In recent years, Artificial Intelligence (AI) has become more prominent in our daily lives. From the Amazon Alexa to self-driving cars, AI is assisting us in all elements of life and is set to hit marketing over the next few years. But what does it really mean for businesses and customers alike? In this blog, Martin Benson explores the impact of AI on marketing.
AI is the key to unlocking more detailed and accurate customer profiles to increase engagement with highly personalised offers and messaging. In addition, AI will also provide a seamless customer experience with chatbots available to answer questions at any time of the day.
Research carried out by Gartner revealed that by 2020, AI will create more jobs than it eliminates and, by 2022, one in five workers engaged in mostly non-routine tasks will rely on AI to do a job (Gartner) AI is therefore set to support teams to deliver a more comprehensive and consistent customer experience.

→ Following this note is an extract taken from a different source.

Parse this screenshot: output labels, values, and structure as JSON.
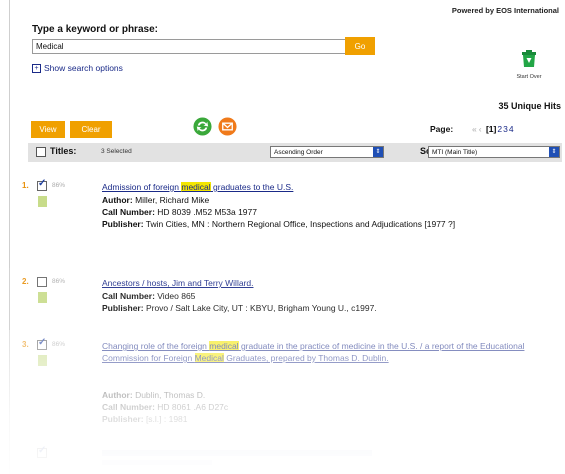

Not only will more organisations be integrating AI into their marketing strategies, Weber Shandwick found that 55% (Weber Shandwick) of CMOs expect that AI will have a greater impact on marketing and communications than social media ever did.
With these figures in mind, how can we expect the marketing landscape to change with the advent of AI?
1. More accurate customer profiling
With so many different marketing channels available, tracking and collating data from each of them and using it to create an accurate customer profile is a mammoth task and often requires support from data scientists. These specialists identify patterns of behaviour and create content and support functions to ensure maximum engagement.
So, why use AI?
Humans are limited to the amount of data they can process at one time which means that predicting customer journeys is possible but, with AI can rapidly and accurately learn from hundreds and even thousands of data points on millions of customers. This, when coupled with appropriate human oversight can result in smarter decisions, enhanced efficiency, more speed, continuous improvement, a predicted customer journey and an enhanced customer experience.
2. Increased personalisation
Many marketers (82%) aren't personalising across customer journeys which is largely due to not capturing an individual’s interactions – both online and offline - across channels and devices. Without this, brands have an incomplete picture of their customer journey. With it, they can better personalise communications across online and offline platforms to support the creation of an excellent customer experience which, in turn, can build brand loyalty.
Moreover, customers are spoilt for choice. This makes any marketing activity super competitive, making personalisation the key to standing out. Customers have so many products and options available to them, and producing highly personalised product recommendations – before the individual starts to shop around for it - can be key to driving deeper engagement. AI can be used to more quickly highlight and predict customers’ next actions by identifying where individuals are in their journeys and how they compare to other customers on similar journeys who have converted. These models can then be used to test scenarios comprising different ‘next best’ marketing interventions and identify which are most likely to lead to a successful outcome. These ‘decisions’ can be executed via the appropriate channel, optimising utilisation of marketing budgets to ensure its target at the right combination of individual and channel.
Artificial intelligence and machine learning can support marketers with data analysis so that they can deliver the levels of personalisation that customers expect. Its automation capabilities allow it to watch data and spot trends or positive or negative anomalies, in real time, and alert marketers. It can be used to analyse behavioural and demographic data in order to determine the types of content that each user will enjoy and find the most engaging. AI systems are able to digest this information and learn more about user preferences on an ongoing basis and enable marketers to deliver the content that customers really want to see. This removes the guesswork from marketing and allows you to deliver highly relevant content to the correct audience, every time.
3. Supporting, not replacing, marketers
There are many articles out there covering the “death of marketing”. This is simply not true. AI is a tool that can support marketers, and complement rather than replace their abilities. It should work alongside them and other marketing tools to reduce human error and, by continuously monitoring and optimising processes, allow more time for marketers to spend on strategic and creative questions. In effect, AI should eliminate mundane tasks and act as an endless virtual assistant.
4. Customer experience
AI has the power to analyse huge amounts of data from numerous sources, including human behaviours and emotions. This insight combined with human oversight can then be used to create better customer experiences.
For example, many brands use AI to support chatbots which can provide answers and customer care around the clock. AI bots speak to customers on an individual basis and quickly and personally respond to queries. By using machines to answer the bulk of customer enquiries, individuals get instant answers to simple queries whenever they need them and at a lower cost to service. However, there is the option for an individual to speak to a human agent if their matter is more complex, and with fewer queries to field those agents are freer to provide a higher level of service to these cases.
Overall, AI signals huge changes in the marketing sphere, assisting in driving faster business decisions in order to close the gap from insights to action.